Walleye à la bordelaise… or more than a dish.

I truly believe that certain dishes are telling a story. I am sure that all the cooks and foodies of this page have one or several dishes that remind them of somebody, a parent, a friend… or something, a happy event, or a sad one… Proust would call this a madeleine… and I have plenty of madeleines.

But this dish is special, not by itself, very simple, very basic, just a seared walleye fillet with a shallot / Bordeaux wine sauce… But here it is. I was born in Bordeaux, France, and Ardis, my wife is from Sandusky, Ohio. She got me into the walleye, which is a fish I didn’t know till I moved in Ohio. But there is a fresh water fish from the same family, the “sandre”, in those rivers near Libourne where I was fishing as a kid. “Sandre à la bordelaise” is a local specialty. Hence the idea of the “walleye à la bordelaise”… telling the story of how Ardis and I met more than 40 years ago and how, against all the odds, a fish from the Lake Erie and a bottle of Bordeaux reconnected many years later…

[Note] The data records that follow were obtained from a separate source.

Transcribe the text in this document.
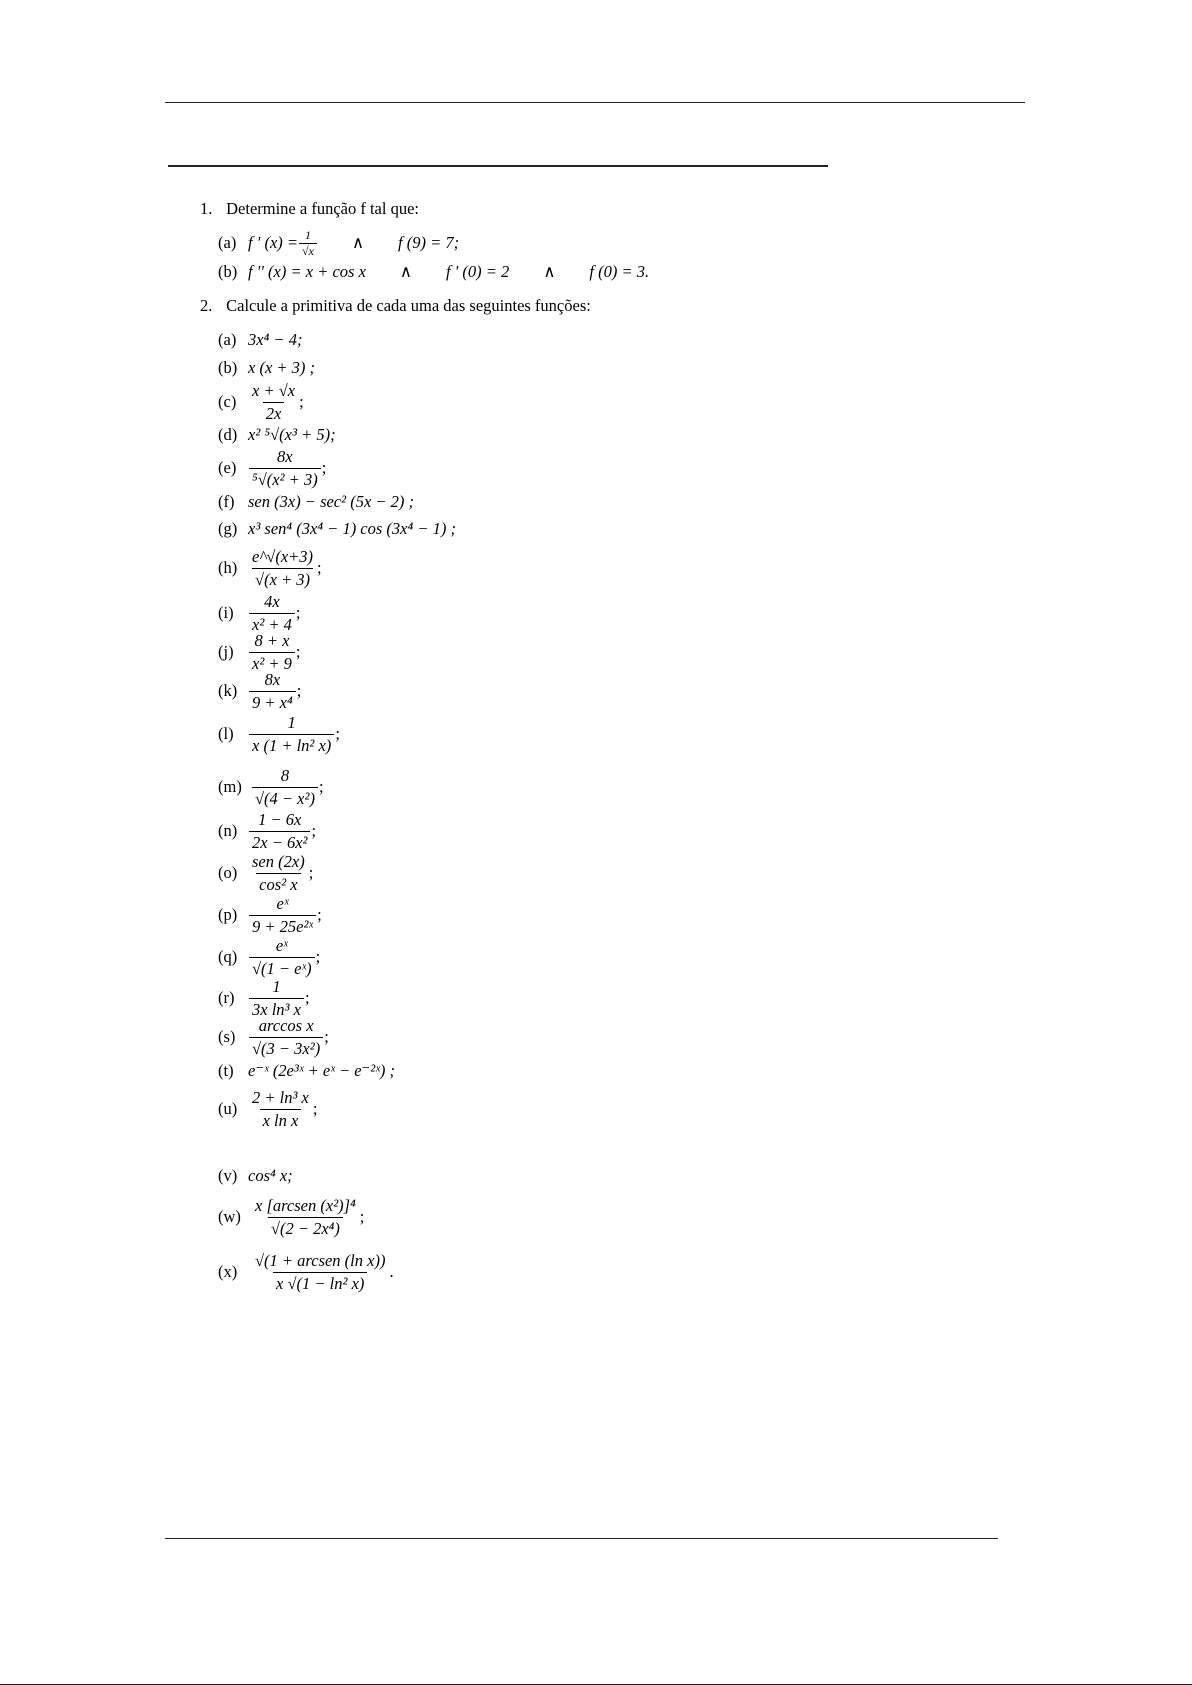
1. Determine a função f tal que:
(a) f ′ $(x) = \frac{1}{√x}$ ∧ f (9) = 7;
(b) f ′′ (x) = x + cos x ∧ f ′ (0) = 2 ∧ f (0) = 3.
2. Calcule a primitiva de cada uma das seguintes funções:
(a) 3x⁴ − 4;
(b) x (x + 3) ;
$(c) \frac{x + √x}{2x}$ ;
(d) x² ⁵√(x³ + 5);
$(e) \frac{8x}{\text{⁵√(x² + 3)}}$ ;
(f) sen (3x) − sec² (5x − 2) ;
(g) x³ sen⁴ (3x⁴ − 1) cos (3x⁴ − 1) ;
$(h) \frac{e\^{}√(x+3)}{√(x + 3)}$ ;
$(i) \frac{4x}{\text{x² + 4}}$ ;
$(j) \frac{8 + x}{\text{x² + 9}}$ ;
$(k) \frac{8x}{\text{9 + x⁴}}$ ;
$(l) \frac{1}{\text{x (1 + ln² x)}}$ ;
$(m) \frac{8}{\text{√(4 − x²)}}$ ;
$(n) \frac{1 - 6x}{\text{2x − 6x²}}$ ;
$(o) \frac{\text{sen (2x)}}{\text{cos² x}}$ ;
$(p) \frac{\text{eˣ}}{\text{9 + 25e²ˣ}}$ ;
$(q) \frac{\text{eˣ}}{\text{√(1 − eˣ)}}$ ;
$(r) \frac{1}{\text{3x ln³ x}}$ ;
$(s) \frac{\text{arccos x}}{\text{√(3 − 3x²)}}$ ;
(t) e⁻ˣ (2e³ˣ + eˣ − e⁻²ˣ) ;
$(u) \frac{\text{2 + ln³ x}}{\text{x ln x}}$ ;
(v) cos⁴ x;
$(w) \frac{\text{x [arcsen (x²)]⁴}}{\text{√(2 − 2x⁴)}}$ ;
$(x) \frac{\text{√(1 + arcsen (ln x))}}{\text{x √(1 − ln² x)}}$ .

The recipe? I just chopped and (slowly) sauteed a big shallot head (i.e. the 2 cloves, recipe for 2) in (a lot of ) butter, till translucent/lightly colored, reserved them. Rubbed my walleye fillets (keeping the skin) in flour and seared them almost "à l'unilatéral" (I guess it is self comprehensive, meaning seared on the skin side just to give crispiness to the skin, and just a few seconds on the "meat" side to color it. It shall not be overcooked. Reserved. Deglazed the frying pan with Bordeaux wine (1/2 glass maybe, maybe more :)) and added my shallots. Reduced till obtaining a more "syrupy" consistency. Served with plain rice (basmati in this case) cooked "à la créole" (just cooked like pasta, no addition, not even butter, the sauce will do it). Served of course with the Bordeaux wine (in this case a Château Divon 2011, a Saint-Georges Saint-Émilion, in fact, not very far from where I was fishing the eels as a kid), a good deal at my favorite grocery store.
Or a little variation as on the top picture: add some mushrooms to the shallots (here dried porcini, and the rice was flavored with the mushroom soaking water).

And if there should be a moral to this story, it is that fish and red wine could be a very good match


  1. Your madeleine is downright Proustian. Lovely story, beautiful dish!